Son doigt pressa la détente. Au coup de feu, Numa bondit. Le cheval terrifié fit un dernier effort pour s’échapper. L’attache se rompit et l’animal dévala le canyon, vers le désert.
Numa avait sauté de si près qu’aucun homme ordinaire n’aurait pu échapper à ses griffes. Mais Tarzan n’était pas un homme ordinaire. Depuis sa plus tendre enfance, ses muscles s’étaient entraînés à agir avec la rapidité de la pensée, pour répondre à toutes les sollicitations. Si rapide que fût el Adrea, Tarzan, seigneur des singes, était plus rapide. Où il s’attendait à trouver la tendre chair d’un homme, le grand animal rencontra le tronc d’arbre. Tarzan était à deux pas, sur la droite. Il logea une autre balle dans la tête du lion, qui s’écroula, en rugissant et en labourant le sable.
Tarzan tira encore deux coups, l’un à la suite de l’autre. À présent, el Adrea gisait raide et silencieux. Il n’y avait plus là de M. Jean Tarzan, il y avait Tarzan, seigneur des singes. Il posa le pied sur la sauvage dépouille et, en levant le visage vers la lune, fit retentir de sa voix puissante le cri terrible de sa race : un grand anthropoïde mâle venait de tuer. Et toutes les bêtes sauvages de la montagne interrompirent leur chasse ; elles tremblèrent en entendant cette voix nouvelle et exaspérante ; là-bas, dans les sables, les enfants du désert sortirent de leurs tentes en peau de chèvres et regardèrent vers les collines, en se demandant quel nouveau fléau était venu porter la dévastation dans leurs troupeaux.
À un demi-mille de la vallée où se trouvait Tarzan, une troupe de personnages en burnous blanc, portant de longs fusils, s’arrêta en entendant ce cri.
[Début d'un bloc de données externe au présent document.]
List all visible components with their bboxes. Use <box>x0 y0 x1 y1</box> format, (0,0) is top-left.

Les hommes se regardèrent d’un œil interrogateur. Mais, comme rien ne se faisait plus entendre, ils reprirent leur marche silencieuse vers la vallée.
Tarzan était sûr, maintenant, que Gernois n’avait pas l’intention de revenir le chercher, mais il ne parvenait pas à se représenter pourquoi l’officier l’avait abandonné tout en le laissant libre de retourner au bivouac. Sans cheval, il jugea trop risqué de rester dans la montagne et descendit en direction du désert.
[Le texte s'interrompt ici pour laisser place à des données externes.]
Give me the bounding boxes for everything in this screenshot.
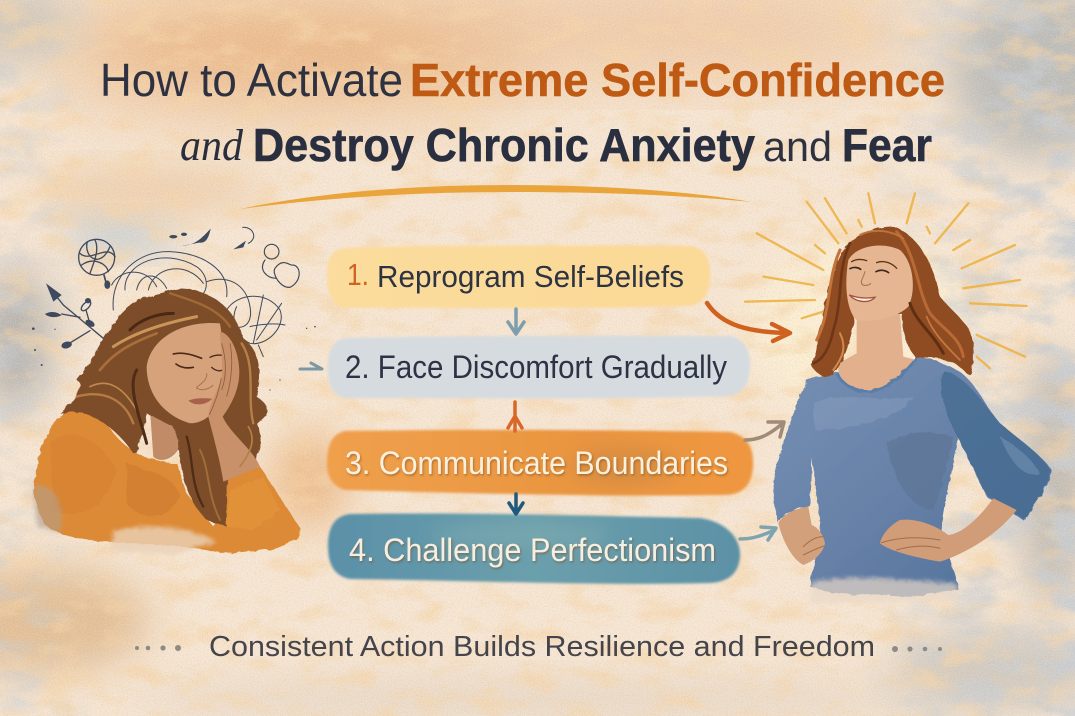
step 3: Communicate Boundaries: 3. Communicate Boundaries: [345, 445, 728, 481]
footer dots right: [892, 646, 942, 652]
face: [846, 246, 913, 321]
arrow: step 1 to confident woman: [707, 303, 790, 341]
step 2: Face Discomfort Gradually: [328, 336, 750, 398]
arrow: step 3 to 4: [509, 494, 523, 514]
step 2: Face Discomfort Gradually: 2. Face Discomfort Gradually: [345, 349, 727, 385]
shirt: [773, 357, 1052, 603]
arrows: [300, 303, 790, 540]
footer dots left: [135, 645, 181, 651]
ink specks: [32, 326, 316, 391]
arrow: stress to step 2: [300, 363, 322, 369]
step 1: Reprogram Self-Beliefs: Reprogram Self-Beliefs: [377, 259, 684, 294]
title line 2: Destroy Chronic Anxiety: [253, 119, 755, 171]
step 1: Reprogram Self-Beliefs: [327, 246, 710, 308]
hair back: [60, 288, 267, 527]
orange sweater: [33, 408, 302, 555]
step 4: Challenge Perfectionism: 4. Challenge Perfectionism: [349, 532, 716, 568]
step 1: Reprogram Self-Beliefs: 1.: [347, 257, 369, 292]
neck and chest: [838, 313, 917, 390]
hand and forearm: [208, 332, 260, 482]
hair strands: [813, 231, 963, 370]
face: [147, 323, 227, 423]
arrow: step 3 to 2: [508, 402, 522, 431]
title line 1: [100, 54, 945, 106]
step 4: Challenge Perfectionism: [328, 513, 740, 584]
title: [100, 54, 945, 209]
title line 1: Extreme Self-Confidence: [410, 54, 945, 106]
figure: confident woman: [745, 193, 1052, 603]
icon: linked loops: [263, 244, 299, 287]
hair strands: [77, 293, 253, 520]
footer tagline: Consistent Action Builds Resilience and Freedom: [209, 631, 875, 663]
icon: scribble ball: [79, 239, 115, 288]
title line 2: and: [763, 123, 832, 170]
icon: leaf marks top: [169, 227, 254, 249]
hair: [809, 226, 973, 377]
step 3: Communicate Boundaries: [327, 430, 753, 496]
icon: leaf branch: [45, 283, 103, 350]
icon: tangled scribbles: [112, 252, 285, 357]
steps: [327, 246, 753, 584]
sun rays: [745, 193, 1027, 368]
title line 2: Fear: [842, 119, 932, 171]
facial features: [849, 259, 897, 302]
title underline: [240, 185, 752, 209]
forearms and hands: [778, 507, 825, 565]
arrow: step 3 to confident woman: [745, 422, 784, 440]
eyebrows and eyes: [173, 353, 225, 371]
arrow: step 4 to confident woman: [740, 527, 776, 540]
neck: [150, 410, 187, 460]
title line 1: How to Activate: [100, 54, 403, 106]
title line 2: and: [180, 121, 244, 170]
scribble doodles: [32, 227, 316, 391]
arrow: step 1 to 2: [508, 309, 524, 334]
nose and mouth: [188, 373, 213, 404]
figure: stressed woman: [33, 288, 302, 555]
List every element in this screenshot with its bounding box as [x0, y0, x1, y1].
Il venait d’entrer dans le canyon. Dans la vallée, derrière lui, débouchait le premier des personnages en burnous blanc. À l’abri d’un rocher, celui-ci observa la petite dépression, mais lorsqu’il se fut assuré qu’elle était vide, il s’avança avec toute la troupe. Ils traversèrent la vallée et s’arrêtèrent à l’arbre près duquel leur apparut la dépouille d’el Adrea. Ils l’entourèrent en s’exclamant à voix basse. Un moment plus tard, ils s’engageaient dans le canyon, où Tarzan ne disposait que d’une légère avance sur eux. Ils allaient prudemment et en silence, se dissimulant dans l’ombre des rochers, comme des hommes qui vont à la chasse à l’homme.